In the late fall of 2004, my feet was itchin', as the saying goes. I was winding down an 18-month, more-or-less self-imposed (unpaid) sabbatical. Financial resources at that point were close to exhausted, and the necessity of returning to productive employment was becoming more and more imperative. So, as my "last hurrah" before submitting to the corporate lash, I took a trip to Chile.
My travel window fell in December, which worked out nicely because it allowed me to cheat Old Man Winter by flying south, over the Equator, to get a second helping of summer solstice and miss out on the darkest, shortest days of the northern hemisphere in that year.
I was especially eager to go to Chile because I had been studying Spanish at Portland State University and I wanted to put my learning to the test. Boy, was I in for a rude awakening! Chilenos speak with a unique accent that is very difficult for non-native Spanish speakers to understand. Within 30 minutes of landing at Santiago International Airport I was wandering around thoroughly dazed and discouraged.
I spent nearly a month in Chile (with a quick jaunt into Argentina), traveling south from Santiago. On Christmas Eve, 2004, I rolled into Puerto Montt, a port town surrounded by snow-capped Andean peaks to the east, temperate lowland country to the west and north, and the Seno de Reloncaví to the south. Puerto Montt is sited in the Región de Los Lagos (Lake District) of Chile, about midway between the northernmost and southernmost points of that country. As I suppose one might expect of a seaport, Puerto Montt had a bit of a rough edge to it.
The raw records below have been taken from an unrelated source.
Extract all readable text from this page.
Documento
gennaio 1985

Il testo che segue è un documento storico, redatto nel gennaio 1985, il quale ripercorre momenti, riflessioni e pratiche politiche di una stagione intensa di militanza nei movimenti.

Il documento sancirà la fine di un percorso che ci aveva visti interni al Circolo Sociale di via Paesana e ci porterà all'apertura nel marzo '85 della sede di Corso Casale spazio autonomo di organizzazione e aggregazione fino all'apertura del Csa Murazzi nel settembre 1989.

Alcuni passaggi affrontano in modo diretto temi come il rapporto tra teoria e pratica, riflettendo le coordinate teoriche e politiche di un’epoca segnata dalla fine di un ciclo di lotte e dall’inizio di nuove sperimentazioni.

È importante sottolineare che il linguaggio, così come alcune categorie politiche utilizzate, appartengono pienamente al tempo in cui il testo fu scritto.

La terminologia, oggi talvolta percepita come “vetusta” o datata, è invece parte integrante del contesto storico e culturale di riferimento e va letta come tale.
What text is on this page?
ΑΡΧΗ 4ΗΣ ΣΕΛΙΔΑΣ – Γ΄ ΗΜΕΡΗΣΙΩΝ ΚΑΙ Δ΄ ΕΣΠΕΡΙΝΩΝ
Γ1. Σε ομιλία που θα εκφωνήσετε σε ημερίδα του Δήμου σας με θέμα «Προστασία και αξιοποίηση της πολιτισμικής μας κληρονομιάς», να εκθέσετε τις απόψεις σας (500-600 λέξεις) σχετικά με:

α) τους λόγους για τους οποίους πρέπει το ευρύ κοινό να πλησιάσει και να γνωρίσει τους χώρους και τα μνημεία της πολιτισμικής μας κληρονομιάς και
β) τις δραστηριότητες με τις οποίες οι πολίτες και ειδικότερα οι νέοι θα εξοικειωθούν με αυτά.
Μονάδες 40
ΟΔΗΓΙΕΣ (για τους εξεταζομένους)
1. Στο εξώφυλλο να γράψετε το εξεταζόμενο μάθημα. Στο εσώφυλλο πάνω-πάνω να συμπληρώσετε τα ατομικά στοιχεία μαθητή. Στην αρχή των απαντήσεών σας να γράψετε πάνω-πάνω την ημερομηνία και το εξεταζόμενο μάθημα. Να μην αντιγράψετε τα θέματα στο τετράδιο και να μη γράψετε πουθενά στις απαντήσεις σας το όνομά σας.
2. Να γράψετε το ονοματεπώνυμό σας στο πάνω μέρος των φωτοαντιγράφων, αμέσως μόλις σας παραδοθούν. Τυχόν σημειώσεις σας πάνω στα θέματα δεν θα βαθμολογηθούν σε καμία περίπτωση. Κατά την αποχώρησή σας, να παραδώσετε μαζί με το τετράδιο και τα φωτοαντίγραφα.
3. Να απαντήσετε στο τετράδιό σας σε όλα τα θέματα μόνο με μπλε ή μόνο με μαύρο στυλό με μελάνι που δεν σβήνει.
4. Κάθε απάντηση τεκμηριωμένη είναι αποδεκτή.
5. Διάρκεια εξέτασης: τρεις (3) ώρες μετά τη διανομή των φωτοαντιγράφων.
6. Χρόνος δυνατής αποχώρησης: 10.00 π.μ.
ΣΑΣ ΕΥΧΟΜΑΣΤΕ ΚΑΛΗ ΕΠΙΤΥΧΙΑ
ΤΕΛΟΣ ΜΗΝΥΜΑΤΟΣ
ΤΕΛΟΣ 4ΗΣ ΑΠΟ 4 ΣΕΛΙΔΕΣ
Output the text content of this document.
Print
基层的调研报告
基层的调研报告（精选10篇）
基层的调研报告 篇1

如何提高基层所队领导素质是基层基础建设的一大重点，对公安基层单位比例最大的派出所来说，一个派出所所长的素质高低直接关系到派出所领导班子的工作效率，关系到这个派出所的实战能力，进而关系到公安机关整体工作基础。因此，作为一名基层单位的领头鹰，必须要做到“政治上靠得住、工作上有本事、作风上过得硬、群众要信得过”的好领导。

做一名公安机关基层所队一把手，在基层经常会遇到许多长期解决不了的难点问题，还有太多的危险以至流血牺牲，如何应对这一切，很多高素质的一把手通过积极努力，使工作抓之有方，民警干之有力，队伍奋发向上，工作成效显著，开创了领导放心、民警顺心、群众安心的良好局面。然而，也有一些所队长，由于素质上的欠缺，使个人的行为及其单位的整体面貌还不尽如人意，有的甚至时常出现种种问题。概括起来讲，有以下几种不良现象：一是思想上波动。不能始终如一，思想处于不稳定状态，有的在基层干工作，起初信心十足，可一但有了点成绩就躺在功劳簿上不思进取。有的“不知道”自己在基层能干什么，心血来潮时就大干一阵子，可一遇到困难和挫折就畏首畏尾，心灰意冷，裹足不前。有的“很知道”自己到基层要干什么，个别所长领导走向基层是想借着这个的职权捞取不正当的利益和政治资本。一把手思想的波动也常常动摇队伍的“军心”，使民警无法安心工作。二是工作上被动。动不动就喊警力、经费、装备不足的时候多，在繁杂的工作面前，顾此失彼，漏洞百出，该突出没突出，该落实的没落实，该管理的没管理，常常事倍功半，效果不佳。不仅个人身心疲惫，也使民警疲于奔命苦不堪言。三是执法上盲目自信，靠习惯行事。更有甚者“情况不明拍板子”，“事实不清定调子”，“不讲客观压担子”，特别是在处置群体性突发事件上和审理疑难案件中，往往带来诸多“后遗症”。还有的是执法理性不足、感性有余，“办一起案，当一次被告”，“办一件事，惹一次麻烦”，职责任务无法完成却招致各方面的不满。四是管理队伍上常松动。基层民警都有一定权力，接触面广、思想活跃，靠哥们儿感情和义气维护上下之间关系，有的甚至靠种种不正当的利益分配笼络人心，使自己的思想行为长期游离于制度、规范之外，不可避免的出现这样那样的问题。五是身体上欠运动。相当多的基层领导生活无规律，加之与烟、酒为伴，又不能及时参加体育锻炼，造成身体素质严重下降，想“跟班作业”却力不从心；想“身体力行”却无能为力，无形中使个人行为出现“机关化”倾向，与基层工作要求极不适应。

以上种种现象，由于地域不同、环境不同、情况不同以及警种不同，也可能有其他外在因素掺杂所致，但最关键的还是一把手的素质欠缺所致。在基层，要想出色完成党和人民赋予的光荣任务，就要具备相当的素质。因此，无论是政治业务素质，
|Anti-Bush graffiti in Puerto Montt (Junior Bush had been to Chile three weeks ahead of me on one of his diplomatic boondoggles. Chilenos were not impressed.)|
My first day there, I stopped in for lunch at a local eatery. Two weather-worn chaps sat at the table next to me, arguing rather loudly. They were lean, whiskered men. Each had skin the color of old leather; had cheeks covered with salt-and-pepper stubble. One fellow, with light hair and a sharp-cornered mouth framed by vertical lines, seemed to be growing angry. He slapped the table surface with his open hand as he spoke. His voice grew ever-louder, his gestures ever more animated. From across the room, the waiter frowned at him as if to say "¡Calmate!"
The recipient of the diatribe was an older, smaller man with short black curls jutting from under a white short-billed cap. His eyelids were heavy, his eyes half-closed, as if he were drowsing.
Just as I settled into my sopa de pollo, the loud, light-haired fellow reached over and slapped the other man under the chin, and both rose to their feet, swearing. The fellow that had been slapped grabbed a beer bottle and raised it above his head, beer pouring out the bottle mouth and down his arm. They grappled for a while in a semi-drunken dance. I kept my eyes on the upraised beer bottle, waiting with dread for it to come crashing down. But before anything too serious could happen, the waiter and several other patrons intervened, separating the two combatants. More harsh words and some half-hearted shoves were exchanged as the instigator of the donnybrook was eighty-sixed. I just kept slurping my chicken soup, since I didn't really know what else to do......sigh.
|Saltos del Petrohué|
The next day, Christmas Day, I went on an excursion to a nearby national park, the spectacular Saltos del Petrohué. The falls and rapids of Petrohué were far too swift to be negotiated by any human conveyance. They are classifed as "non-negotiable" in white-water rafting parlance. I stood on a bridge above the roaring rapids with one of my tour companions, a Dutchmen. I said, "Man, if you were to fall in there, write it off, ´cause it´s all over." Although my companion´s command of English was far from comprehensive, he knew what I meant. He considered, then nodded. "Yes, I think you are right," he said.
|Más de los saltos|
The Christmas Day tour culminated with a visit to Lago Llanquihue, an alpine lake surrounded by the omnipresent snow-capped Andean peaks. A warm, dry wind whipped across the lake and buffeted us as we stood on the stony shore, admiring the blue of the water set against the majestic purple and white mountains.
Back in Puerto Montt that night, I wandered around the town trying to call home to wish my family a Merry Christmas. I didn't have much luck. I spent a lonely Christmas evening in my hotel room, eating food I had purchased earlier that day at a grocery. If you've never spent Christmas alone in a foreign land, let me tell you, it is a spiritual experience.
La Catedral de Puerto Montt
I spent a good leisurely while wandering around the streets of that strange, proud seaport so far from my home. As I walked along the waterfront, my mind riffed on a single incomprehensible notion: "Puerto Montt. Who'd have ever imagined I'd be in Puerto Montt?"